2011/08/09

Tooth Farm

There is glitter around Daisy’s eyes, silver. There is thin blonde hair hanging limply from her scalp. There are small white specs falling like tired snow, light as anything, around the crown of her head. Daisy is visibly wincing; screwing up her eyes as if blinking through dust, emitting a low moan that appears to come from deep within her stomach, from somewhere low and empty. She’s screwing and unscrewing her toes, slender and pale, grabbing tightly onto the furnishings. She’s yelping.

The apartment has shifted in the last few hours, taken on a more sinister tone. The couches are old and beat-up, bits of foam exposed underneath the striped blue fabric, the arm bolsters torn to shreds. No one really notices though, unless they feel it with their fingers, because the light globe has been busted for a week or so.

There’s about ten of them, in this living room, all sitting around her. Daisy can see their faces partially, as the creamy blinds spit bits of light upon them. The light sits sometimes on her breasts, shows the small pink circles under her semi-translucent dress. No one is looking at them now though.

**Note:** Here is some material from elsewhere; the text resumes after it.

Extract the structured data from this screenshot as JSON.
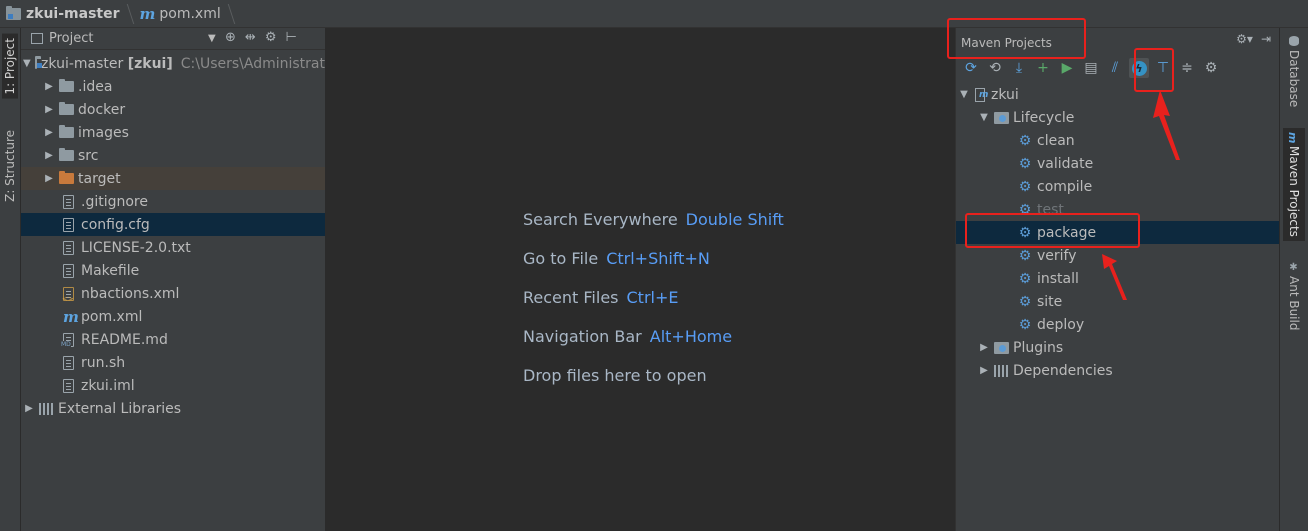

It’s all men there with glitter Daisy, men with flattened chests and sun-brown nipples, men with hardened, peeling feet and rolled up, washed out jeans. Silver-eyes is in the middle of them, making noises that they’ve never heard her make, twitching violently. Dark groaning, no sobs. She’s got her mouth open just wide enough to see a pit of black on the right hand side. There’s a tooth on the ground and a pair of dirty pliers. They’re asking her to finish wailing, murmuring internal pleads in the silences between the thick, ungodly sounds she emits. Daisy, shut it, Daisy shut the fuck up.

She lost her first casualty in the tooth farm and gained twenty dollars and half a pack of cigarettes. She grabs a fistful of hair and pulls out strands of dirty blonde.